Researchers are using motion capture artificial intelligence technology that brings characters to life in films like Avatar to track the onset of diseases which affect movement, according to a report by the BBC published on Sunday.

The new system uses artificial intelligence to analyze body movements and diagnose disorders twice as quickly as the best doctors.

Dr Valeria Ricotti, part of the team that is working on the new development, told BBC News that she was "completely blown away by the results".

"The impact on diagnosis and developing new drugs for a wide range of diseases could be absolutely massive."

A tried and tested system in development for 10 years

The system has been in development for 10 years and has been tested on patients with Friedreich's ataxia (FA) and Duchenne Muscular Dystrophy (DMD) in two separate studies. 

Prof Aldo Faisal of Imperial College, who was one of the scientists who conceived of the idea, said it offers many benefits over traditional methods of diagnosis.

"Our new approach detects subtle movements that humans can't pick up on," he said. "It has the capability to transform clinical trials as well as improve diagnosis and monitoring for patients."

It also has the potential to speed up drug trials and lower their costs.

Professor Paola Giunti, Head of UCL's Ataxia Centre said: "We will be able to trial more drugs with less patients at a lower cost."

''This is going to attract the pharmaceutical industry to invest in rare diseases," added Professor Richard Festenstein from the Medical Research Council's London Institute of Medical Sciences who aided in the development of the new tech.
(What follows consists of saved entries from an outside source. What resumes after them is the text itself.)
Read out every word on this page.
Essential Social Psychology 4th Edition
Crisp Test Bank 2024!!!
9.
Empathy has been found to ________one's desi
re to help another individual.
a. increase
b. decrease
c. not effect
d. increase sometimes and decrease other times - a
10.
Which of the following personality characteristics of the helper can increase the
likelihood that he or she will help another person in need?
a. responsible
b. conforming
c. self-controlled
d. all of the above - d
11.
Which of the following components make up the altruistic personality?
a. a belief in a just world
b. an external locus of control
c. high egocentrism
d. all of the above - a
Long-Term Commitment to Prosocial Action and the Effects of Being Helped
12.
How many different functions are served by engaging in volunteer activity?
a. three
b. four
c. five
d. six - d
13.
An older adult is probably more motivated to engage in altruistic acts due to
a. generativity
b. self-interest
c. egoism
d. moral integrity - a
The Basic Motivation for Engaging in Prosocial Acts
"The main beneficiary from our research is going to be patients, because the technology is going to be able to come up with new treatments much more quickly.''

The main advantage of the system is its advanced speedy predictive abilities.

A team at Imperial College tested it on patients with FA and found that it could predict the worsening of the disease over twelve months, over half the time it would normally take an industry expert.

Another team at Great Ormond Street tested it on 21 boys with DMD and found it could predict how their movement would be affected six months in the future much more accurately than a doctor.

Early diagnosis crucial to disease monitoring

There is currently no cure for either FA or DMD and early diagnosis is crucial for monitoring the diseases. FA affects one in 50,000 people, whereas DMD affects 20,000 children globally each year. 

The new technology can offer much hope to those suffering from debilitating genetic diseases that have no readily-available treatments by providing early diagnosis. The earlier a diagnosis can be made the more chances patients have of managing their diseases effectively.